Rainer Koch said Beckenbauer’s contract with Jack Warner did not include “direct cash benefits” but “various services such as friendlies, support for Concacaf coaches and tickets for World Cup games.” There are no indications that the contract was ever implemented, Koch said in a statement.
He said yesterday that Beckenbauer had no power to make such deals on his own and that they would have needed the approval of the federation’s board, which was also noted in the contract.
Koch said the contract was drafted four days before FIFA’s vote in 2000 on the host of the 2006 World Cup, which Germany won by one vote over South Africa.

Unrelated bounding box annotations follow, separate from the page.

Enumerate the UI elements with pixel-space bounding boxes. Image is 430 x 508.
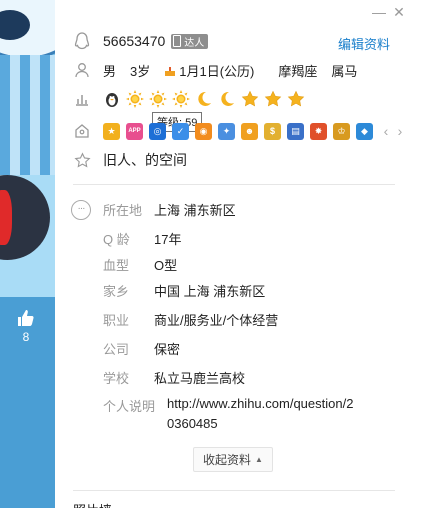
school-label: 学校 — [103, 371, 130, 386]
qq-number: 56653470 — [103, 33, 166, 49]
vip-icon-list: ★ APP ◎ ✓ ◉ ✦ ☻ $ ▤ ✸ ♔ ◆ — [103, 122, 379, 140]
company-label: 公司 — [103, 342, 130, 357]
collapse-profile-button[interactable]: 收起资料 ▲ — [193, 447, 273, 472]
company-value: 保密 — [154, 342, 181, 357]
like-count: 8 — [22, 330, 30, 344]
chinese-zodiac: 属马 — [331, 63, 358, 79]
more-icon: ··· — [71, 200, 91, 220]
gender: 男 — [103, 63, 117, 79]
zodiac: 摩羯座 — [278, 63, 318, 79]
sun-icon — [172, 90, 190, 108]
vip-check-icon[interactable]: ✓ — [172, 122, 189, 140]
hometown-value: 中国 上海 浦东新区 — [154, 284, 266, 299]
vip-diamond-icon[interactable]: ◆ — [356, 122, 373, 140]
crown-house-icon — [71, 120, 93, 142]
occupation-value: 商业/服务业/个体经营 — [154, 313, 279, 328]
moon-icon — [195, 90, 213, 108]
caret-up-icon: ▲ — [255, 455, 263, 464]
location-label: 所在地 — [103, 203, 143, 218]
basic-info-row: 男 3岁 1月1日(公历) 摩羯座 属马 — [71, 59, 371, 81]
star-icon — [241, 90, 259, 108]
like-button[interactable]: 8 — [10, 308, 42, 344]
bio-value-line1: http://www.zhihu.com/question/2 — [167, 396, 354, 411]
qage-label: Q 龄 — [103, 232, 130, 247]
profile-card: — ✕ 56653470 达人 编辑资料 男 3岁 1月1日(公历) 摩羯座 属… — [55, 0, 430, 508]
location-value: 上海 浦东新区 — [154, 203, 236, 218]
age: 3岁 — [130, 63, 151, 79]
hometown-label: 家乡 — [103, 284, 130, 299]
collapse-profile-label: 收起资料 — [203, 453, 252, 467]
bio-label: 个人说明 — [103, 399, 156, 414]
edit-profile-link[interactable]: 编辑资料 — [338, 34, 390, 53]
cover-art-red-beak — [0, 190, 12, 245]
bio-value-line2: 0360485 — [167, 416, 218, 431]
daren-badge-label: 达人 — [184, 37, 205, 49]
profile-cover-strip: 8 — [0, 0, 55, 508]
vip-shield-icon[interactable]: ◎ — [149, 122, 166, 140]
vip-king-icon[interactable]: ♔ — [333, 122, 350, 140]
vip-star-icon[interactable]: ★ — [103, 122, 120, 140]
star-icon — [287, 90, 305, 108]
qzone-row[interactable]: 旧人、的空间 — [71, 149, 187, 171]
cake-icon — [165, 66, 176, 76]
school-value: 私立马鹿兰高校 — [154, 371, 246, 386]
sun-icon — [149, 90, 167, 108]
birthday-text: 1月1日(公历) — [179, 63, 255, 79]
vip-character-icon[interactable]: ☻ — [241, 122, 258, 140]
app-icon[interactable]: APP — [126, 122, 143, 140]
qage-value: 17年 — [154, 232, 182, 247]
vip-fire-icon[interactable]: ✸ — [310, 122, 327, 140]
photo-wall-heading: 照片墙 — [73, 500, 112, 508]
birthday: 1月1日(公历) — [164, 61, 268, 80]
vip-badges-row: ★ APP ◎ ✓ ◉ ✦ ☻ $ ▤ ✸ ♔ ◆ ‹ › — [71, 120, 407, 142]
chevron-left-icon[interactable]: ‹ — [379, 123, 393, 139]
chevron-right-icon[interactable]: › — [393, 123, 407, 139]
vip-orange-icon[interactable]: ◉ — [195, 122, 212, 140]
phone-icon — [173, 35, 182, 47]
close-button[interactable]: ✕ — [391, 4, 407, 20]
blood-type-label: 血型 — [103, 258, 130, 273]
level-icons[interactable] — [103, 90, 310, 108]
penguin-outline-icon — [71, 30, 93, 52]
person-icon — [71, 59, 93, 81]
qq-number-row: 56653470 达人 — [71, 30, 209, 52]
minimize-button[interactable]: — — [371, 4, 387, 20]
vip-phone-icon[interactable]: ▤ — [287, 122, 304, 140]
blood-type-value: O型 — [154, 258, 178, 273]
divider — [73, 490, 395, 491]
vip-butterfly-icon[interactable]: ✦ — [218, 122, 235, 140]
star-icon — [264, 90, 282, 108]
moon-icon — [218, 90, 236, 108]
penguin-icon — [103, 90, 121, 108]
thumbs-up-icon — [18, 310, 34, 326]
level-chart-icon — [71, 88, 93, 110]
divider — [73, 184, 395, 185]
cover-art-stripes — [0, 55, 55, 175]
vip-coin-icon[interactable]: $ — [264, 122, 281, 140]
star-outline-icon — [71, 149, 93, 171]
qzone-link[interactable]: 旧人、的空间 — [103, 150, 187, 170]
occupation-label: 职业 — [103, 313, 130, 328]
level-row — [71, 88, 310, 110]
sun-icon — [126, 90, 144, 108]
daren-badge[interactable]: 达人 — [171, 33, 209, 49]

The latest revelation increased pressure on Beckenbauer, known as the “Kaiser” to speak out on the corruption allegations surrounding the 2006 World Cup. The former Bayern Munich great, who captained and coached Germany to separate World Cup titles, was the 2006 bid’s leading figure and later the president of the organizing committee.
The disclosure came one day after German soccer federation president Wolfgang Niersbach’s resignation.
“We appeal to him (Beckenbauer) to bring himself more closely into the explanation of what happened,” Koch said earlier. Koch is one of the two caretaker presidents after Niersbach’s resignation.
The second, Reinhard Rauball, said Beckenbauer’s signature could be seen as a bribery attempt, regardless of whether the contract was implemented or not.
“It has to be seen as such, or that at least such things were considered,” Rauball told Sky Germany television.
Earlier, the Sueddeutsche Zeitung and Bild first linked Beckenbauer to Warner, who was a member of FIFA’s executive committee that voted on the host of the 2006 tournament. The two dailies said the draft contract was also initialed by Beckenbauer’s right-hand man, Fedor Radmann, who has denied any attempt to buy votes.
Warner, who quit four years ago, has been suspended for life by the FIFA ethics committee and faces corruption charges in the US, which is seeking his extradition from Trinidad and Tobago.
Warner was then the chief of the CONCACAF governing body for North and Central America and the Caribbean.